4. Coming Through Slaughter, Michael Ondaatje – This isn’t Ondaatje’s first published work, but it is his first novel and it made me want to read all of his novels.

5. The Time Traveler’s Wife, Audrey Niffenegger – Though I haven’t read her second book, I definitely want to after reading her first. It is an original and romantic spin on time travel.

6. Sense and Sensibility, Jane Austen – Austen published her first novel, Sense and Sensibility under a pseudonym, “A Lady”. It was so popular that a second edition was ordered just a few months later.

7. The Lovely Bones, Alice Sebold – This is not Sebold’s first book, but it is her first novel. The Lovely Bones is one of the saddest books I’ve ever read.

8. Interview with the Vampire, Anne Rice – Though it was some time after its publication that it became popular, Interview with the Vampire gave Anne Rice her popularity and the ability to write whatever she wanted.

9. Carrie, Stephen King – The only book on the list I haven’t read. I really ought too. I really enjoy King and Carrie was his first and from what other fans say, one of his best.

10. Twilight, Stephenie Meyer – I’m not a super Twilight fan, but I have read all the books. They’re addictive. Though it’s not great literature and I’m not sure it will stand the test of time, Twilight did start a phenomena for this generation of tweens and teens. It also might be attributed with starting the current paranormal craze in YA books. That’s why it comes in at number 10 for me.
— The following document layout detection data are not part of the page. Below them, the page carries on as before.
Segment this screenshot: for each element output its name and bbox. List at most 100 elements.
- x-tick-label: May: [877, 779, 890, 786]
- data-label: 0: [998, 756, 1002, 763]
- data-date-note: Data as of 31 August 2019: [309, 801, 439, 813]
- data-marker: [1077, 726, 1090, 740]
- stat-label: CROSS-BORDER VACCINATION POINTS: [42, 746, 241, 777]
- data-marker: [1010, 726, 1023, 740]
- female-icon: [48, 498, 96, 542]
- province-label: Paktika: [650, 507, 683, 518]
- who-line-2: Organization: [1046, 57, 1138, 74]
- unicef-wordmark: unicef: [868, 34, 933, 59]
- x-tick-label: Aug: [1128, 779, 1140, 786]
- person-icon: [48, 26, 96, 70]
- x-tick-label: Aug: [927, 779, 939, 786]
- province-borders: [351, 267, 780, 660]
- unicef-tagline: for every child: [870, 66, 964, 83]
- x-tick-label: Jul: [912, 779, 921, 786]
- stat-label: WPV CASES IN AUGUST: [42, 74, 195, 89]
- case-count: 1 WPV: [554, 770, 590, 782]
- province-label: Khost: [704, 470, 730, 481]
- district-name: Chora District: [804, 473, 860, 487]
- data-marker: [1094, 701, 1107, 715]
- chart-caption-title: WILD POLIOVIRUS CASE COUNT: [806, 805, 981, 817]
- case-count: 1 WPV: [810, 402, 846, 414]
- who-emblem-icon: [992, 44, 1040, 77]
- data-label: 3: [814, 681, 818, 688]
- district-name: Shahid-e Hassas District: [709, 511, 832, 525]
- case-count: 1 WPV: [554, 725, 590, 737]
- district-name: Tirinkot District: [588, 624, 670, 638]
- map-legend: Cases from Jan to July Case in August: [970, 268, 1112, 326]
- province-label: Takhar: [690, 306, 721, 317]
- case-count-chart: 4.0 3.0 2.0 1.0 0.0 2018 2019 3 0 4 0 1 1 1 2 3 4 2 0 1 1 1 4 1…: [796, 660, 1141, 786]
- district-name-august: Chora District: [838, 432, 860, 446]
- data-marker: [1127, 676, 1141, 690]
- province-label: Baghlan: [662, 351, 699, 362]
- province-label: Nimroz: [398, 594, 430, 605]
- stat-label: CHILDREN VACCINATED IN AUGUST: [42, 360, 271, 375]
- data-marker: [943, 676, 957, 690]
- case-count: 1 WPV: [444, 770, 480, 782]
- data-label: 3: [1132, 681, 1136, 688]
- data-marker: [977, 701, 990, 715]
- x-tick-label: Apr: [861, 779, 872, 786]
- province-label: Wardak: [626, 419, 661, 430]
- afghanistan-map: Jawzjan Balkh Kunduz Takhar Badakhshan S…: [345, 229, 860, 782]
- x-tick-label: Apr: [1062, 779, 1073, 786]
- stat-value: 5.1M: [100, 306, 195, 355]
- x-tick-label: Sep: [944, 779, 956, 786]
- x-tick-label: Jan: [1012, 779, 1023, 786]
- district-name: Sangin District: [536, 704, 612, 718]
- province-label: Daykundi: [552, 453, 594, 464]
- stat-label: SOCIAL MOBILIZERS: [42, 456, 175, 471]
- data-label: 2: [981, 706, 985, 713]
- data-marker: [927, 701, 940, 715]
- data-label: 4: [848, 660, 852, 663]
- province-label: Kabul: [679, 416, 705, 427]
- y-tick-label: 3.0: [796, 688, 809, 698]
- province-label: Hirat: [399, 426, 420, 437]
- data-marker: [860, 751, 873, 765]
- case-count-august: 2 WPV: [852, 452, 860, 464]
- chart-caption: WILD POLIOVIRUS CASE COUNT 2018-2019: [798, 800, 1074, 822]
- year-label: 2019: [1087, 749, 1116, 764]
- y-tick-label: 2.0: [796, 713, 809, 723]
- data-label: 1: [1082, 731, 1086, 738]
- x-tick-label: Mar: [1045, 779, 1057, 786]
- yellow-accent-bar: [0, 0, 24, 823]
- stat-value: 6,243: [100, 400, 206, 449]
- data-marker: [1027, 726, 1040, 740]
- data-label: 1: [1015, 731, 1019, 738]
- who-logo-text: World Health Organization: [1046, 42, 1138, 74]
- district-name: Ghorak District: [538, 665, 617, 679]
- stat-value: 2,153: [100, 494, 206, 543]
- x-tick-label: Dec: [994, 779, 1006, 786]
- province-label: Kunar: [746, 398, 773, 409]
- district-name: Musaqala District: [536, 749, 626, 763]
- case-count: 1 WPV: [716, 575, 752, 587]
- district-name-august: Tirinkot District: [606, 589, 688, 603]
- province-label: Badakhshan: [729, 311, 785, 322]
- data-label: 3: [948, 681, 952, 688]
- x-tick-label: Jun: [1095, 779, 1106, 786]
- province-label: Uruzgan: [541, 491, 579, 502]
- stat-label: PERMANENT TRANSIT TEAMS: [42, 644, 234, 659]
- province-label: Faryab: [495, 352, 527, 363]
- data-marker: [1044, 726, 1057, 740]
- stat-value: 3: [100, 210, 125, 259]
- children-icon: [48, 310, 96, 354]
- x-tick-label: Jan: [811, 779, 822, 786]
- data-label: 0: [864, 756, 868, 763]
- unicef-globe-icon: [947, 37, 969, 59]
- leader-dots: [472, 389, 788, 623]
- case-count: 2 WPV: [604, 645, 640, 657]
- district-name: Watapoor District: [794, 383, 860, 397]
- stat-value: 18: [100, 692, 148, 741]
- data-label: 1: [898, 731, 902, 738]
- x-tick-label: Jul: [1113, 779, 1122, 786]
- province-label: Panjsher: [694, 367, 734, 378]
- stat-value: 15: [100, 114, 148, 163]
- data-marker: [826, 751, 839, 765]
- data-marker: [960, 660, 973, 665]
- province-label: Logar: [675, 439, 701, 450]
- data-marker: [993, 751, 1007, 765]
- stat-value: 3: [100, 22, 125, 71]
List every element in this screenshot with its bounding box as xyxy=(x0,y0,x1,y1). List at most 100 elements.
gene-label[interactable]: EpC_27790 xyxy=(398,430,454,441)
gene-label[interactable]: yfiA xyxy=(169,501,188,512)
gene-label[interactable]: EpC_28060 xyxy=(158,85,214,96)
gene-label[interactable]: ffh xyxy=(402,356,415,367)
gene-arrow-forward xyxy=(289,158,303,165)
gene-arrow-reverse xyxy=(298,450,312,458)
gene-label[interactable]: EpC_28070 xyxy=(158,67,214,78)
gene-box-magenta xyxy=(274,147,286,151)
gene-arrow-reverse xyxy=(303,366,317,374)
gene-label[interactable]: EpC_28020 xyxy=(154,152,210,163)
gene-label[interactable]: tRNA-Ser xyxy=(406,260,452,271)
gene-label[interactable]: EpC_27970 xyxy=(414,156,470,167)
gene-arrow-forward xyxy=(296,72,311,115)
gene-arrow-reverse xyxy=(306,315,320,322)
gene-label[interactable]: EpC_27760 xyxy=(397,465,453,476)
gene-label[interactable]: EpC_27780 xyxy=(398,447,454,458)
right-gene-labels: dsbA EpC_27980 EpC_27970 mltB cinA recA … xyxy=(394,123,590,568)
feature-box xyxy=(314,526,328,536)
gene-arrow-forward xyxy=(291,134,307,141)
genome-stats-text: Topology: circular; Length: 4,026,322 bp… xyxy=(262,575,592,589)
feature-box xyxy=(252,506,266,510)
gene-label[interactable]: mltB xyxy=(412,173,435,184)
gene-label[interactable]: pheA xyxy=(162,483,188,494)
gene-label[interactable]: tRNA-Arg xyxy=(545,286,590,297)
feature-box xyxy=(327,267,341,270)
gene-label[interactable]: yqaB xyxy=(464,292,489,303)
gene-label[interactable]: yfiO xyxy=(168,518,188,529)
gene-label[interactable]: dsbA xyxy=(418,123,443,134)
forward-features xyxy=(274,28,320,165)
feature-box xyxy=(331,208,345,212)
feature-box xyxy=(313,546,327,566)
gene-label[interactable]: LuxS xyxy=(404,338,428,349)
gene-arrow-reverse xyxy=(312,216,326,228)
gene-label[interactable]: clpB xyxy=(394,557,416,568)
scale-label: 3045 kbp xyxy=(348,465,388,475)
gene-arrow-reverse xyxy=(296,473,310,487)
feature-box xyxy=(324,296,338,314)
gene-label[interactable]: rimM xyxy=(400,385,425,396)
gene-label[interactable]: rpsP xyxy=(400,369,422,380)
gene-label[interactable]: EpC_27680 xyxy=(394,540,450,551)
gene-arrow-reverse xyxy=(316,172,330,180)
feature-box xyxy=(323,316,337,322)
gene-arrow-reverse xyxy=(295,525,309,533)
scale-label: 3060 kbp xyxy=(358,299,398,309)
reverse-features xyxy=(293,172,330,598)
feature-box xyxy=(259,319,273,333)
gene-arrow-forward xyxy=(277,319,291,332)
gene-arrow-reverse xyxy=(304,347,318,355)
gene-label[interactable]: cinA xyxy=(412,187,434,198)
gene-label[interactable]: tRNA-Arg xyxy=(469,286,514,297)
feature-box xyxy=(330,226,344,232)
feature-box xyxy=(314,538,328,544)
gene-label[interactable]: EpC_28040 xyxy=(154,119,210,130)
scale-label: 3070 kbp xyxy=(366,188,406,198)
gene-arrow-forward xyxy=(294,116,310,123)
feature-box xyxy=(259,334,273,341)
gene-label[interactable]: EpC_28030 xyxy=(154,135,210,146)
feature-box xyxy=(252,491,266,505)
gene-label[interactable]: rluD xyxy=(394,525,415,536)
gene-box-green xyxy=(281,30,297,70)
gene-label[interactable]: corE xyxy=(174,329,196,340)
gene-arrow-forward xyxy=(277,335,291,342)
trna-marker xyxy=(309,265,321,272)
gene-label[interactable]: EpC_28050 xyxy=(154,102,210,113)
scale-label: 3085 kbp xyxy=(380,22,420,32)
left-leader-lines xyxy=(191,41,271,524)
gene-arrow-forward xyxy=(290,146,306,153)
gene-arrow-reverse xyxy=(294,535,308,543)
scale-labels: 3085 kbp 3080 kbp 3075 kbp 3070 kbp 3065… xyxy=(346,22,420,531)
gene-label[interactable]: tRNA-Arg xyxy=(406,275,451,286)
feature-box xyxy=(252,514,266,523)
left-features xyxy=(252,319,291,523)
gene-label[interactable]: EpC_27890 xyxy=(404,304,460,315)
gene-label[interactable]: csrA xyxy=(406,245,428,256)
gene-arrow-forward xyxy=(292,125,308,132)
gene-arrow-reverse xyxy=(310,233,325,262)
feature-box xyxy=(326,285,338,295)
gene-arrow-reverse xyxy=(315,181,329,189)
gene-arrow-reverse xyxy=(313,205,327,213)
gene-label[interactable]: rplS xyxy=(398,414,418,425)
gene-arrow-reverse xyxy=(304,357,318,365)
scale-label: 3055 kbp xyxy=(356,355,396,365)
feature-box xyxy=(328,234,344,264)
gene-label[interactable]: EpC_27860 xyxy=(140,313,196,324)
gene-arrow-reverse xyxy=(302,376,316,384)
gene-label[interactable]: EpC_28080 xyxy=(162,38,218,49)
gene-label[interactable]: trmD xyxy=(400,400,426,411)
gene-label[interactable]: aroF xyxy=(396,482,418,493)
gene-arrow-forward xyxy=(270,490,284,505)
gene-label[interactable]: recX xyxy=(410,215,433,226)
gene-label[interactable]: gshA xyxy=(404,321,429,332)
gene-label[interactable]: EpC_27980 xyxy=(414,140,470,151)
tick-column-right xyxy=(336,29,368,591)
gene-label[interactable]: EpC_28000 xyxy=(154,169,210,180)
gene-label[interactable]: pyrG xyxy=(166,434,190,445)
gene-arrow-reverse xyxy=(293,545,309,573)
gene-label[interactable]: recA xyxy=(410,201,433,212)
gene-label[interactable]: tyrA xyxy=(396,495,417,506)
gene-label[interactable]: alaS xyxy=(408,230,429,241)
An honourable mention to Generation X: Tales For An Accelerated Culture by Douglas Coupland. This is the only other book I haven’t read, but this book did two things. It put Douglas Coupland on the writing map. It also made “Generation X” or “Gen X” and other similar terms part of pop culture. I don’t know if a writer could have asked for a better first book. I really ought to read it.

I’m eager to see what’s on everyone else’s lists.